In 2004, a South African entrepreneur took a drive into the California desert with his wife and cousin, on their way to the Burning Man cultural festival.
From that drive an idea was hatched for a company selling energy from the sun. Two years later, SolarCity was founded, and it is now a $4 billion firm employing more than 13,000 people. It is also America's largest provider of solar power. And the cousin who sparked the idea during that road-trip? That would be Elon Musk, founder and chairman of Tesla Motors and SpaceX.
This anecdote is especially timely as the World Future Energy Summit takes place this week in Abu Dhabi. Following the COP21 climate agreement, we see the global community, finally, taking more seriously the threat of global warming. Given the seriousness of this threat, governments and businesses are increasingly asking themselves what their role should be in helping to limit global carbon emissions.
The smart governments are the ones realising that this clean-energy revolution need not be a cost to bear, but rather is an opportunity to lead by establishing the policies and conditions to encourage clean- energy technology and business growth. These policies can be set at both the national or local level, something clearly seen in the US by examining the growth of the solar market on a state-by-state basis. The top three solar states – California, Arizona and New Jersey – account for 67 per cent of all installed solar units in the country and are home to more than 3,000 solar businesses that employ a total of more than 70,000 people. These business include some of the largest and most innovative solar companies in the world, including the California-based SolarCity and First Solar, which is headquartered in Arizona. Why are these three states so far ahead of the other 47? Does the sun shine more brightly on these states than on the others?

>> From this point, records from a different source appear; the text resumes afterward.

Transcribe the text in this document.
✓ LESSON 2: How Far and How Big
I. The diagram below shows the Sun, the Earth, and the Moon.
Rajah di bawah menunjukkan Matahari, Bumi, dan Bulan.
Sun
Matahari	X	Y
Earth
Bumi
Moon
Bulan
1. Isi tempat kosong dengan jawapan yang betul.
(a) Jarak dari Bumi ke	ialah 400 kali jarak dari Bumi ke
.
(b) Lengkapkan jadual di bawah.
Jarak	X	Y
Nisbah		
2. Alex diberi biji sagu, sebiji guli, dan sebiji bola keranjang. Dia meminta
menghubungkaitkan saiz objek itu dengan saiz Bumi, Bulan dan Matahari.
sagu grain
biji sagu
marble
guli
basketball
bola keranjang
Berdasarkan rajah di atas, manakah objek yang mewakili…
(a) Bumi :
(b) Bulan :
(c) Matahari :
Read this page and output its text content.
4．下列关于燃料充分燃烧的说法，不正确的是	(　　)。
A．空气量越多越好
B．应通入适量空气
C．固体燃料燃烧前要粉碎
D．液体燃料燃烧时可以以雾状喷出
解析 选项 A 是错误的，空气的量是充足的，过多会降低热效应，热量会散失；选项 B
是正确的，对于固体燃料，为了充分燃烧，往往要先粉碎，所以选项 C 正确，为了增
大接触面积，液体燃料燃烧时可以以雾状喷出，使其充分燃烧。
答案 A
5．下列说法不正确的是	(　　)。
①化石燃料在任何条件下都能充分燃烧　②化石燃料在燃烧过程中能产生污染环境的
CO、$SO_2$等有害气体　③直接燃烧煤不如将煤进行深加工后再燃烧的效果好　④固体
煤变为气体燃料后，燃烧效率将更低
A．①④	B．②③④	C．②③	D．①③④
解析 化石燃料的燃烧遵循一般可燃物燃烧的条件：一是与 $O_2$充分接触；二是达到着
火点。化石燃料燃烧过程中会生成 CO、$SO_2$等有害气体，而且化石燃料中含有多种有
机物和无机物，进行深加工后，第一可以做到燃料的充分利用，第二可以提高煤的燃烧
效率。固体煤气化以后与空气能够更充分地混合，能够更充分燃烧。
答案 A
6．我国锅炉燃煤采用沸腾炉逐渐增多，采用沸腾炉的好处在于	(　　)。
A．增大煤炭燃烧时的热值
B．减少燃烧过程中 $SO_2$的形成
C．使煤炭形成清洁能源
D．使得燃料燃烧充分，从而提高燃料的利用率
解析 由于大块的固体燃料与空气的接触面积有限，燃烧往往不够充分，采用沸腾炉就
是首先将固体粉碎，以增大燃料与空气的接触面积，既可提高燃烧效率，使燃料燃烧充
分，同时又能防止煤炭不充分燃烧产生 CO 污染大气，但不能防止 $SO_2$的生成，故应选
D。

It certainly helps that California is the most populous state and Arizona is the state with the most sunshine. However, the primary reason these states are so far ahead is the smart policies established in each state to encourage the growth of solar power. The effect of these policies can be seen most clearly in New Jersey, a rainy area that receives less sunshine than the vast majority of US states, and includes 0.2 per cent of US land area and 3 per cent of the country’s population. Despite all of this, New Jersey generates 7 per cent of US solar power, which is largely the result of smart state policy. New Jersey was an early adopter of a consumer-friendly net metering policy and its solar renewable portfolio standard, adopted in 1999, requires the state to generate 4.1 per cent of electricity generation from solar power by 2028.
The clean energy policy path blazed at the local level by these states is being followed in the Mena region by Dubai and Abu Dhabi. And so you see Dubai putting in place its Shams Dubai initiative to encourage the installation of solar PV panels on Dubai rooftops, along with the goal of generating 25 per cent of Dubai energy from the sun by 2030. You also see Abu Dhabi, through Masdar, launching The Catalyst – the region's first technology start-up accelerator focused on sustainability and clean technology.
This evolution is, of course, not limited to solar power. Commercial buildings and industrial plants are huge users of energy, consuming over half of the world’s energy. With this large consumption of energy comes opportunity to consume it more efficiently.
According to the International Energy Agency, energy efficiency investments in the EU and North America saved $550bn in 2014 alone. And so you see the development of the region’s first energy service company (Esco) market in Dubai to help make buildings and industrial facilities more efficient, led by Dubai Electricity and Water Authority (Dewa) through its Etihad SuperEsco subsidiary.
Returning to Mr Musk’s drive in the desert. Without the supportive solar policies established by California, there might not be a SolarCity today, employing more than 13,000 people. It is also important to realise that SolarCity’s initial innovation was not a technology breakthrough, but rather it was its solar-leasing option that enabled everyday homeowners to affordably install solar panels on their roofs.
Smart policies benefit not only clean energy technology companies, but the entire clean energy technology value chain, including manufacturers, contractors/installers, project developers, distributors, and supporting activities in financing, engineering and legal support.
My hope is that our children and grandchildren can look back at the smart policies being established in the UAE as crucial to the effort in fighting climate change. The major burden is now on the clean-energy innovators to take advantage of these policies and emerge as the next global business leaders. Who knows, like Mr Musk and SolarCity, a local innovator’s next drive into the desert could be one that is written about and remembered for years to come.
Ridah Sabouni is managing director, Middle East & North Africa, for the US-based energy consultancy Energetics.